A users dashboard is not the same as their profile, whereas the profile is for consumption by others, the dashboard is a space for users to use for their own needs.




A weblog, or blog, is arguably one of the fundamental DNA pieces of most types of social networking site. The simplest form of personal publishing, it allows for text-based notes to be published in reverse-chronological order. Commenting is also an important part of blogging, turning an individual act of publishing into a conversation.

Elgg’s blog expands this model by providing per-entry access controls and cross-blog tagging. You can control exactly who can see each individual entry, as well as find other entries that people have written on similar topics. You can also see entries written by your friends (that you have access to).

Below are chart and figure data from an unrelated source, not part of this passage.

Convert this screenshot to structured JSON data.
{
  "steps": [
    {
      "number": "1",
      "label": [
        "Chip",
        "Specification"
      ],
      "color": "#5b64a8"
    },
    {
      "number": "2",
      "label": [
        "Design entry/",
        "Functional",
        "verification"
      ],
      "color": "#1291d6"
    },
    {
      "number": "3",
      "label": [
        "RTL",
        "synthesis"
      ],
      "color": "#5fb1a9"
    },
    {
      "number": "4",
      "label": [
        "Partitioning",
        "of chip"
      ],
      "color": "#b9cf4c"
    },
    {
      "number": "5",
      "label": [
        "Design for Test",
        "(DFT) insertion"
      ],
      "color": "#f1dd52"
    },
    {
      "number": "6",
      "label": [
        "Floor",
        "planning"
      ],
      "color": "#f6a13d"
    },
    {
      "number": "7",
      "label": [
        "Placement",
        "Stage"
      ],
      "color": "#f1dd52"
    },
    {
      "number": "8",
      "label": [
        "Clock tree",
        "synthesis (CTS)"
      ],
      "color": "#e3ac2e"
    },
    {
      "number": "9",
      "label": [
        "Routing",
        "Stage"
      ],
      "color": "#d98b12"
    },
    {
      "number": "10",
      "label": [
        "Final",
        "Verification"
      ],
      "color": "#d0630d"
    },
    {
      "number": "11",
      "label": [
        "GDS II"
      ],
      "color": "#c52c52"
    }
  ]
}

In the context of the World Wide Web, a bookmark is a locally stored Uniform Resource Identifier (URI). All modern web browsers include bookmark features. Bookmarks are called favorites or Internet shortcuts in Internet Explorer, and by virtue of that browser’s large market share, these terms have been synonymous with bookmark since the first browser war.[1] Bookmarks are normally accessed through a menu in the user’s web browser, and folders are commonly used for organization. In addition to bookmarking methods within most browsers, many external applications offer bookmark management.

Bookmarks have been incorporated in browsers since the Mosaic browser in 1993.[2] Bookmark lists were called Hotlists in Mosaic[3] and in previous versions of Opera; this term has faded from common use. Other early web browsers such as ViolaWWW and Cello also had bookmarking features.




Once you have found others with similar interests – or perhaps you are part of a research groups or a course/class – you may want to have a more structured setting to share content and discuss ideas. This is where Elgg’s powerful group building can be used.

  • You can create and moderate as many groups as you like
  • You can keep all group activity private to the group or you can use the ‘make public’ option to disseminate work to the wider public.
  • Each group produces granular RSS feeds, so it is easy to follow group developments
  • Each group has its own URL and profile
  • Each group comes with a file repository, forum, pages and messageboard




This tool lets you send private messages to each other.




This social bookmarking tool lets you bookmark and share both internally and external content.